Monday, June 9, 2014

Management by Intimidation

I recently read Comaford's Smart Tribes, a book that has become trendy in certain circles lately - and for a change, I have the sense that's a good thing.   While I don't expect many readers will get the message, anything that seeps in to help evolve management out of the industrial era and into the present age would be helpful.

I've likely mentioned before, perhaps several times, that management tactics are stuck in the Industrial era in which workers were unskilled drudges whose contribution was to do as they were told without thinking, and how this ill-concived methodology has been carried forward in firms that want, but fail, to be innovative.   Workers can be terrorized (threat of terminating the income on which his family depends is nothing less) into doing the will of management, but they cannot be terrorized into thinking innovatively, or thinking at all.

Much of this has to do with the processes of the human mind: any stimuli that is perceived as a threat gets an immediate reaction that includes very little intelligence.  While human beings do not have instincts in the sense that animals do, they do have stored procedures that they immediately fall upon when faced with a threatening situation, and they are more sophisticated in their threat-assessment algorithms.

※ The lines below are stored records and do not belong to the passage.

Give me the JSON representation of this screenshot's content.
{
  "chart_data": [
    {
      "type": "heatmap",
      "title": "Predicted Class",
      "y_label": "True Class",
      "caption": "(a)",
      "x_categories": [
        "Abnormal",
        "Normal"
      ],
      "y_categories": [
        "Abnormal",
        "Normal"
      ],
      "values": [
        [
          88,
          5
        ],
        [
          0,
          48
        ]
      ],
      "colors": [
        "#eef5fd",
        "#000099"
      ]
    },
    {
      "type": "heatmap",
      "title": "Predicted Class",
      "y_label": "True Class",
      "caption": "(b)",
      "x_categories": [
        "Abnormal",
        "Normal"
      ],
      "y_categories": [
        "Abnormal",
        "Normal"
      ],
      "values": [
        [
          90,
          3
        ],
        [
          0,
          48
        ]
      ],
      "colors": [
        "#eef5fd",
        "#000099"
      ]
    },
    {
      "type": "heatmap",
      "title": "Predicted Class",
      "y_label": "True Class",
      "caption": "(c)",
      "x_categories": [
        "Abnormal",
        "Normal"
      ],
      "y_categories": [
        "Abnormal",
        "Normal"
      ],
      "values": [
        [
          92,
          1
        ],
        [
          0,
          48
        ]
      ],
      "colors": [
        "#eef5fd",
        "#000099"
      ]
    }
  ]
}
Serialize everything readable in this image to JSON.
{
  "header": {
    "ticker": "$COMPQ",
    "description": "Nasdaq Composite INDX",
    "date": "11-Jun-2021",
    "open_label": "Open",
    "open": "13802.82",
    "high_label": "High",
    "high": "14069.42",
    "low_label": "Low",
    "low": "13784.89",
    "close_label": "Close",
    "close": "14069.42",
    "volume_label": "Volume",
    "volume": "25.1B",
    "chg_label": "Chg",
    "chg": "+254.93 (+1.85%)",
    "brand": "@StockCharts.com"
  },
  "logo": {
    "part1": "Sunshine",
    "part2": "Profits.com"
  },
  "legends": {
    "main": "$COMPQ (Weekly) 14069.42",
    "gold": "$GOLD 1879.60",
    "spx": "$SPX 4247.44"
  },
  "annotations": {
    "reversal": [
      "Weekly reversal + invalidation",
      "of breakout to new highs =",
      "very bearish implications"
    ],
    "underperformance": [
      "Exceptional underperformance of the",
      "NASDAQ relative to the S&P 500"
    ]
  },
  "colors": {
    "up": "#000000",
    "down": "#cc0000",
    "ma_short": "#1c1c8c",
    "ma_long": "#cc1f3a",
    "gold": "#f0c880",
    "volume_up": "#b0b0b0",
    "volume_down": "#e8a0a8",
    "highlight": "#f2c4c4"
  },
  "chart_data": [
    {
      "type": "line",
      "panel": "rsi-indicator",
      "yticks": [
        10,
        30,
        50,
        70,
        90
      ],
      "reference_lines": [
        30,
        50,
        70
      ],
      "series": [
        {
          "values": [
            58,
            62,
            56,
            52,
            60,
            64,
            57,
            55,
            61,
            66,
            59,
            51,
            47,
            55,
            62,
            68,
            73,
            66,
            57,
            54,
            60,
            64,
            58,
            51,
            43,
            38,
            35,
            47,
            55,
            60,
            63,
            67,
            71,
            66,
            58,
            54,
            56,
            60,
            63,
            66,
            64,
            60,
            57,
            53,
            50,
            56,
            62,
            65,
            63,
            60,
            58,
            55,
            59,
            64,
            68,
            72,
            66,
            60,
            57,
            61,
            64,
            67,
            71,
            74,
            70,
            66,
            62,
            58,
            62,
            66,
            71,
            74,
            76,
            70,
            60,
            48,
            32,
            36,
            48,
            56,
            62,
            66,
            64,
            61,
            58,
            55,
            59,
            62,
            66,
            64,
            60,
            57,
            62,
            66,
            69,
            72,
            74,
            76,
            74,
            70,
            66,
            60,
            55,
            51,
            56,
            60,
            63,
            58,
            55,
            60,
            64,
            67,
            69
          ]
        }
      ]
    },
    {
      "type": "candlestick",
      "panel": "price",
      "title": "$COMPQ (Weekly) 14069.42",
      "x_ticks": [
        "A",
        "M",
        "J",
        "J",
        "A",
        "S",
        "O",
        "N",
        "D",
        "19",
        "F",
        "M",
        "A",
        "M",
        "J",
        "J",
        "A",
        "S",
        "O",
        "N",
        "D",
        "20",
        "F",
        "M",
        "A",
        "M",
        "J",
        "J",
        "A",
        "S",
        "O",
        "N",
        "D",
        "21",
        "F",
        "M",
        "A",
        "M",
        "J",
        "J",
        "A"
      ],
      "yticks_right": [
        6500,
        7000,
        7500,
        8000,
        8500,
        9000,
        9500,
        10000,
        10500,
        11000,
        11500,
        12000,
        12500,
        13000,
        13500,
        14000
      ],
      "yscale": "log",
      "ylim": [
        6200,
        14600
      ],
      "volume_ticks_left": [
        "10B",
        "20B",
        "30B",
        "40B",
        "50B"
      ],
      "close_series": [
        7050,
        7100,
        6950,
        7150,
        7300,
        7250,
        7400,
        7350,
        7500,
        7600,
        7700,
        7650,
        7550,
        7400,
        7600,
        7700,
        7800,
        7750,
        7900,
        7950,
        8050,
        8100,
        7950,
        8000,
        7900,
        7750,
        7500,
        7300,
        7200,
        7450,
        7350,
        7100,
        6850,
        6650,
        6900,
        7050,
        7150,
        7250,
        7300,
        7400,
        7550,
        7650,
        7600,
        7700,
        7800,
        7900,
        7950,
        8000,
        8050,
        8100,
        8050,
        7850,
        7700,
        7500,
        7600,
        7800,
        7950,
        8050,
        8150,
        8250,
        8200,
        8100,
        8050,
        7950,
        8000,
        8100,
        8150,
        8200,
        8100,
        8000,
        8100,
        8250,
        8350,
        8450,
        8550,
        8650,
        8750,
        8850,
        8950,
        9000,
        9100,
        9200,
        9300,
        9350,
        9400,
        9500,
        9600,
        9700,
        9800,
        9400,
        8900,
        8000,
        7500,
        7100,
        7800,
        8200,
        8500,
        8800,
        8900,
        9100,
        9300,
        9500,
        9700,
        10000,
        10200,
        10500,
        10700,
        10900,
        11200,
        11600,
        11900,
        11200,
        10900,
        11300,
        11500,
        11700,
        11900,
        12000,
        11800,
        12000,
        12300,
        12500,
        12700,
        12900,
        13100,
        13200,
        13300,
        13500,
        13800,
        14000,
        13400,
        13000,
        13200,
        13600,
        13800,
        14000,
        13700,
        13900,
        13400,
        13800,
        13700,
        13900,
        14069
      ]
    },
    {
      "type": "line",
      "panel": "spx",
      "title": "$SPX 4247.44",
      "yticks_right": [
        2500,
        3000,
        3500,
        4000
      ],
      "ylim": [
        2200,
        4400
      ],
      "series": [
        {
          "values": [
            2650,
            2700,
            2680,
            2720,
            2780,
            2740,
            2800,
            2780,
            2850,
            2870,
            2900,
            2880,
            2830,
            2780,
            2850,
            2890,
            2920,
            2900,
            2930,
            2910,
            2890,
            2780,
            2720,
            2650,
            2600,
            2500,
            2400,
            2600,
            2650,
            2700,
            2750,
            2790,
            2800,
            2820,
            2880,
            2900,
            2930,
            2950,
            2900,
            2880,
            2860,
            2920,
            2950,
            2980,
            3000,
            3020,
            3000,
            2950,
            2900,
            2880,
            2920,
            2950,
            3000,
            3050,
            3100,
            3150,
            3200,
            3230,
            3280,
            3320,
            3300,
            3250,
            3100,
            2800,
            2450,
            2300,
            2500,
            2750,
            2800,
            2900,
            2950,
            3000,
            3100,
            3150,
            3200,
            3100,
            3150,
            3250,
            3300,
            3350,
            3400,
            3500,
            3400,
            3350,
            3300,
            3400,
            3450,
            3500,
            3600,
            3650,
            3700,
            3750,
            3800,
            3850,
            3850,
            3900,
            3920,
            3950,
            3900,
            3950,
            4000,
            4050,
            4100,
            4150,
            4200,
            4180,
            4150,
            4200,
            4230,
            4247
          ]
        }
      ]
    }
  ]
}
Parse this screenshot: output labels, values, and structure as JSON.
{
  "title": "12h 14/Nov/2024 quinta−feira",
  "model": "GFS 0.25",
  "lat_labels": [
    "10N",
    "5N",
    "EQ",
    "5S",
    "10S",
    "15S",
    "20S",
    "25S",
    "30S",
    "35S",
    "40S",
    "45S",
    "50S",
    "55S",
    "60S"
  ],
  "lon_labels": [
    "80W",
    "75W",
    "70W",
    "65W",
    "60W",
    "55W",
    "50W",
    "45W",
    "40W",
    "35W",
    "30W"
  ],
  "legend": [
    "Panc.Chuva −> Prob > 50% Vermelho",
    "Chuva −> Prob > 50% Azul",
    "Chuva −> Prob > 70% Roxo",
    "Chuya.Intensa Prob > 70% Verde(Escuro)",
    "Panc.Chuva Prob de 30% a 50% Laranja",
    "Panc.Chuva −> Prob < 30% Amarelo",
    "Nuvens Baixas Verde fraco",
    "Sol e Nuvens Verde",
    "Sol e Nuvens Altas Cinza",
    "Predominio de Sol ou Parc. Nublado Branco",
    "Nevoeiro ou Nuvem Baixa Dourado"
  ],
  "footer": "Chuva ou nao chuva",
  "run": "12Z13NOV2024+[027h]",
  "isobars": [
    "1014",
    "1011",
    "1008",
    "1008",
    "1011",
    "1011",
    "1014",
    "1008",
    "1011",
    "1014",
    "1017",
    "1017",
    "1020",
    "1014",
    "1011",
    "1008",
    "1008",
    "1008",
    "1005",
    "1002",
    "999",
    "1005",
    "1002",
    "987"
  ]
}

Not only does this mean that any management directive that is backed by an "or else" threat receives an immediate and unintelligent response, but any situation perceived as being a problem is also categorized as a low-grade threat that gets a quick reaction - the first thing that comes to mind, based on patterns established by past experience in dealing with threats, is put into action without much consideration.    Neurologically, the activity all occurs in the limbic system, a part of the brain humans have in common with lesser species.  In a sense, it's entirely accurate to say that human beings behave like animals in dealing with threatening and stressful situations because the response does not give them access to the parts of the brain that are unique to humans.

In order to activity to take place in the frontal lobes - the distinctly human "thinking" parts of the brain - the threat-response algorithms must be bypassed.  If they are triggered, the stimulus and response never get further than the animalistic limbic system, and the intelligent mind can only be engaged after an action has been taken - hence the common question of "what was I thinking?" and the invariable answer that "I wasn't thinking."

The problem is not solved, not even partially, by traditional managers who seek to use traditional intimidation/terror tactics to motivate their subordinates to be innovative.   To be threatened into thinking is as absurd and contradictory as to be ordered not to follow orders.   It simply will not work.

What is necessary is an environment of opportunity-seeking rather than problem-solving, which is more than a matter of cleverly rephrasing a problem as an opportunity, but a significant shift for an organization.  It is a change not only in tactics, and not only in strategy, but in culture.

And with that in mind, I think Comaford is definitely onto something.   I'm not ready to jump on the "smart tribes" bandwagon after having read her book because there's a little too much cheerleading and a little too much junk-science for my taste - but that doesn't mean she's not heading in the right direction and that exposure to her theory of management would be harmful.  Quite the opposite.   Perhaps the best way to frame it is to say that it's good but in need of further consideration and refinement.